Vindication of a gutfeel

Last year, I was subject to an irritating bout of solicitation by an organisation that wanted me to write articles for a publication they were launching. This campaign went on for three months, ending finally in August.

Starting in June 2004, I received more than a dozen individually addressed emails and faxes (in this day and age???), following up on this. I was in Germany for most of that period (initially because of my speaking at a conference there, then to deal with the death of my uncle). I wrote back to the people taking such great pains to telling them about this, and that I was not available, or in a state of mind, to write articles at that point. Their reply to this was a demand to send abstracts of articles I intended to write for them immediately.
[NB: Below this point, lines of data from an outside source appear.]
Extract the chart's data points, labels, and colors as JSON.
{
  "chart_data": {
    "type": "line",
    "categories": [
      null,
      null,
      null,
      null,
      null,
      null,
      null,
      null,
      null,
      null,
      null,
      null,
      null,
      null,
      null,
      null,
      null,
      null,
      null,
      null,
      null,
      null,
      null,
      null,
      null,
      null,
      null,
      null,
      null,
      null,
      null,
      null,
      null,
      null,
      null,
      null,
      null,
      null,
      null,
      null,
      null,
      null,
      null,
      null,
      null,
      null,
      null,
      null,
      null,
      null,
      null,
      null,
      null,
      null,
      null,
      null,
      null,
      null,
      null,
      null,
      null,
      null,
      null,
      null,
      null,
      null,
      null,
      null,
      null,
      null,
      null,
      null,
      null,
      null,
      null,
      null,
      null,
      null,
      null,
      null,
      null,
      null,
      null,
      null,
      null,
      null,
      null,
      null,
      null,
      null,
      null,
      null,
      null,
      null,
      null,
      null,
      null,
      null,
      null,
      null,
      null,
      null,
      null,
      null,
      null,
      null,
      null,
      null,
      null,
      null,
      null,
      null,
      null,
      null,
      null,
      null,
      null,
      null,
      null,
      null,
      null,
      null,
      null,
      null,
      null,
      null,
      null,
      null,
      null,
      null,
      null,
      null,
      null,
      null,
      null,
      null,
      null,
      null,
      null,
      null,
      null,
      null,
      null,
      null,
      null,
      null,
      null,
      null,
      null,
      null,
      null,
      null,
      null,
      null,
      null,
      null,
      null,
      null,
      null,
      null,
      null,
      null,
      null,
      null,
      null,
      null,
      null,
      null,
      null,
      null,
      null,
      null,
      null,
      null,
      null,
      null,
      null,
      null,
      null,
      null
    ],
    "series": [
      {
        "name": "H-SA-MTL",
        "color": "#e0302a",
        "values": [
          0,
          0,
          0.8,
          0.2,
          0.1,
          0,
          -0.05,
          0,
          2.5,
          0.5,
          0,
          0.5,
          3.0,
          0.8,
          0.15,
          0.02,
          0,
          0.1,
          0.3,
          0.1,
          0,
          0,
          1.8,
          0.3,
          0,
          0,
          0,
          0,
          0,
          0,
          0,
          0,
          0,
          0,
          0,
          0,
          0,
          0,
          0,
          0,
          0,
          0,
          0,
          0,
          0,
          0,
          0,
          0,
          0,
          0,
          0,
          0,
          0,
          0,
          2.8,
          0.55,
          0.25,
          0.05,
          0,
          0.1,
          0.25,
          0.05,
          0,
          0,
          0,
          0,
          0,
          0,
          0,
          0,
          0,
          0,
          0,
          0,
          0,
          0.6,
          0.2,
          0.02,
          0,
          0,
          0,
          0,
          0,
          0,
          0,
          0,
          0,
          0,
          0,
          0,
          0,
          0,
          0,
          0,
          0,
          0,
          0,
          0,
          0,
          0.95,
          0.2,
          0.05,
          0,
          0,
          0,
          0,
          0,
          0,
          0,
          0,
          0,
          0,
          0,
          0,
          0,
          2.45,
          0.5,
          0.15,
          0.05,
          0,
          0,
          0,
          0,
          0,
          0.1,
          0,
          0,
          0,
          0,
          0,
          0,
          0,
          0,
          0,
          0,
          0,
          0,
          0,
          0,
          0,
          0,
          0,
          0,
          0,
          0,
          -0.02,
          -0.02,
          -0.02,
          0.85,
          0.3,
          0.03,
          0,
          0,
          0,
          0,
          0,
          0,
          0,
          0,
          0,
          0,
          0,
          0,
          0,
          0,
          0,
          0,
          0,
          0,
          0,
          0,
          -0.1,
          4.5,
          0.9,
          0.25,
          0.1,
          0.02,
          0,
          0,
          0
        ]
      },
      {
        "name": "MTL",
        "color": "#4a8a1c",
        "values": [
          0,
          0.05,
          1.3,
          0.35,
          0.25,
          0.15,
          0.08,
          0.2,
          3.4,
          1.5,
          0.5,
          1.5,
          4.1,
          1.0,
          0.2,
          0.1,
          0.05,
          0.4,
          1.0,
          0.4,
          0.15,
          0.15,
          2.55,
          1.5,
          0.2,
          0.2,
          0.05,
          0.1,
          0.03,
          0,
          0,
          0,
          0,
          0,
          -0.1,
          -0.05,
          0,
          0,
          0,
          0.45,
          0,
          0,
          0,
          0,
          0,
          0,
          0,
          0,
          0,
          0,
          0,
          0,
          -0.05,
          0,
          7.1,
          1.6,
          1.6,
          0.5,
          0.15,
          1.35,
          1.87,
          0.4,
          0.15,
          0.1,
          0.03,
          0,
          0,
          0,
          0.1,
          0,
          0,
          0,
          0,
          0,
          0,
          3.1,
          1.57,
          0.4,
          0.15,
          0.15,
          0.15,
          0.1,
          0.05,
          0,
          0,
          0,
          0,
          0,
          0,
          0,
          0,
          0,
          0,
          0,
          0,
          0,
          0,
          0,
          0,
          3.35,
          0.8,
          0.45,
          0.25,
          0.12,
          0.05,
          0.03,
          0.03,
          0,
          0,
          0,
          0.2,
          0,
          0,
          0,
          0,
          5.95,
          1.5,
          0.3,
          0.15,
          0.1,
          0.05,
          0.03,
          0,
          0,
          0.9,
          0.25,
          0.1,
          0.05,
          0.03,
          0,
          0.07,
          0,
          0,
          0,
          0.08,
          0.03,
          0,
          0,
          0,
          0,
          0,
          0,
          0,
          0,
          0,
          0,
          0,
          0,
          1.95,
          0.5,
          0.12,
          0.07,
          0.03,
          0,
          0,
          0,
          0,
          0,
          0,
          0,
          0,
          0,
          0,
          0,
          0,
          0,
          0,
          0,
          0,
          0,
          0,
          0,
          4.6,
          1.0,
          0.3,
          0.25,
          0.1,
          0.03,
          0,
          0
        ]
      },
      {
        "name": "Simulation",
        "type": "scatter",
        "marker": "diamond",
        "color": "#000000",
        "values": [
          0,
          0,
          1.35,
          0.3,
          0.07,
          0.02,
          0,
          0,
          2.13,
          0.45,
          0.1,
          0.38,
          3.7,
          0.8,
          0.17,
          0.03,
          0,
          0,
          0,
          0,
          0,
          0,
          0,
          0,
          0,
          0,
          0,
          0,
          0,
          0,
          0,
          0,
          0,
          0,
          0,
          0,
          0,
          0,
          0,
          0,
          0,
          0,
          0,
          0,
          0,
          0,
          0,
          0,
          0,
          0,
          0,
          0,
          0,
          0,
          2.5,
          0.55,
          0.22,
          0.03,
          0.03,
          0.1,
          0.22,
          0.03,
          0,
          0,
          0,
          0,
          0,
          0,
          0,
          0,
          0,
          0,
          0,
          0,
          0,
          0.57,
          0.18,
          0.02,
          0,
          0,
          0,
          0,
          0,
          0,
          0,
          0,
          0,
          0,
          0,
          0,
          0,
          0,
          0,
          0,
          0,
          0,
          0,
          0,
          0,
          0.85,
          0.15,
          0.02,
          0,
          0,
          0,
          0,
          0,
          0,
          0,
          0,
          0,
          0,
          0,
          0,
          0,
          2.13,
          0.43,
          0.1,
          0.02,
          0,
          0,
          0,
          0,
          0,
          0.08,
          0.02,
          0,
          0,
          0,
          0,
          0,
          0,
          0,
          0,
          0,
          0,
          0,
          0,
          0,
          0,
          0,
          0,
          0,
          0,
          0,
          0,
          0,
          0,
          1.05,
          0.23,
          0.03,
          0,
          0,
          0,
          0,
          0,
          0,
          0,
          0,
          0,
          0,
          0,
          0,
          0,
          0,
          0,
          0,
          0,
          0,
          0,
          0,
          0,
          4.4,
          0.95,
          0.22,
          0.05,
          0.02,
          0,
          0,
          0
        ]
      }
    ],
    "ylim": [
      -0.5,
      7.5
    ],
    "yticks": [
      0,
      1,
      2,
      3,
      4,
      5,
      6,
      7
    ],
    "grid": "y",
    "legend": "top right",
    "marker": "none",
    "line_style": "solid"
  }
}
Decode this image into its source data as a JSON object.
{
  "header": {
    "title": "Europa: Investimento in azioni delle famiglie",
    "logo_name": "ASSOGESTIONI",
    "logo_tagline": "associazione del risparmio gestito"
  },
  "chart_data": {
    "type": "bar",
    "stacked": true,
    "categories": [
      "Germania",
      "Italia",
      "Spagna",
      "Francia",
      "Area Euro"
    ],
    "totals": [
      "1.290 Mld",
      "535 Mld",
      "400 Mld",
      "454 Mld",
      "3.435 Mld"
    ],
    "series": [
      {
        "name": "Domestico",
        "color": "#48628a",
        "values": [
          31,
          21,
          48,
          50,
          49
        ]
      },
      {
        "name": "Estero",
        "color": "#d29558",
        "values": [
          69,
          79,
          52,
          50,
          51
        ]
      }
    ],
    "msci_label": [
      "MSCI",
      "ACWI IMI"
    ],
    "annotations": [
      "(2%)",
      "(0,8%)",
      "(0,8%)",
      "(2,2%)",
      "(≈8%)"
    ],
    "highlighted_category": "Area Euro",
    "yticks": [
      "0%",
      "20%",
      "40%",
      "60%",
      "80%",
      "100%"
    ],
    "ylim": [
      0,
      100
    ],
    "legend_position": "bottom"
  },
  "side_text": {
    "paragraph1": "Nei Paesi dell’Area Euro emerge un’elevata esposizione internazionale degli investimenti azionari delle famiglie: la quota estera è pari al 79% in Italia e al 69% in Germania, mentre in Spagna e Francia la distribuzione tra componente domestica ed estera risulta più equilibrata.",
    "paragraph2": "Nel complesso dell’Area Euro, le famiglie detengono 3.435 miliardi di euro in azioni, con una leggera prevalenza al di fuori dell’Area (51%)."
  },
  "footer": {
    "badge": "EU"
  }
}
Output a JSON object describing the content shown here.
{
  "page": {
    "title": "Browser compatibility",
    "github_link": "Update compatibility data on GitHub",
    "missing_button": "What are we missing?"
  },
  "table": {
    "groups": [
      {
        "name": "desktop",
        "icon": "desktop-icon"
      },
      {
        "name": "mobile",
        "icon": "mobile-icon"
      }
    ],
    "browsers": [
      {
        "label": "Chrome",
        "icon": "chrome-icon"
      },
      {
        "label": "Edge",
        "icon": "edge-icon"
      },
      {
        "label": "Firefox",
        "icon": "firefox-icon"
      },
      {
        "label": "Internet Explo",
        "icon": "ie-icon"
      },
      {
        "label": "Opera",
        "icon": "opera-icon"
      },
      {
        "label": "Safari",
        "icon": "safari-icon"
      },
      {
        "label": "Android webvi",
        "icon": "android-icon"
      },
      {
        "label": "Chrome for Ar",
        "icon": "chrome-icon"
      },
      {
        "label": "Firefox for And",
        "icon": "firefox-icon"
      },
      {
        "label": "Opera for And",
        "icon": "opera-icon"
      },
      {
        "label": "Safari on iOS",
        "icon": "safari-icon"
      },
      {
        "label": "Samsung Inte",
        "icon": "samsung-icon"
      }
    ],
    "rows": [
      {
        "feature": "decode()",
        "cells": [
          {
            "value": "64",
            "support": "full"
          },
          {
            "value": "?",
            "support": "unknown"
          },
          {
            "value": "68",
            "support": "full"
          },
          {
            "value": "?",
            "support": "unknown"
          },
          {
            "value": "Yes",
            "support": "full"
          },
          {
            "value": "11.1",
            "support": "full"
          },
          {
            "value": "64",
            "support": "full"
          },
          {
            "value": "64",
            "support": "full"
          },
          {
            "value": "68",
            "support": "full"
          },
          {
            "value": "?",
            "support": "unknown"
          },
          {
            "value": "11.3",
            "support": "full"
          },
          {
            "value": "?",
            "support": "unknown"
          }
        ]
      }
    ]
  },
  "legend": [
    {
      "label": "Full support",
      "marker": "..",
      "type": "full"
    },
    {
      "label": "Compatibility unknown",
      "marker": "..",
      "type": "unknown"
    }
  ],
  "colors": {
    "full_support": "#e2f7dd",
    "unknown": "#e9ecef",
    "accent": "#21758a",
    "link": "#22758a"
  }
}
When someone behaves the way these guys were behaving, I tend to get suspicious. On my return to India, I dug into the background of that organisation, and what I came up with didn’t smell of roses. The credibility they claimed appeared manufactured. I asked people I trusted, and they sort of hemmed and hawed, and let me know that it may not be too hot an idea to get involved with that company.

I finally ended this thing when I received an imperious sounding phone call, demanding to know why I had not sent in the article that I had “committed to”. It was a bad day that day for me – and when I got this babu-sounding person on the line talking to me like that, I lost it and told him what he could do with his company and their publication. While I accept the biological impossibility of the suggested act, I felt a lot better after that, and the harrassment stopped.

A year later, I find my gutfeel vindicated. Not very nice people, it appears, and their methods appear less than acceptable.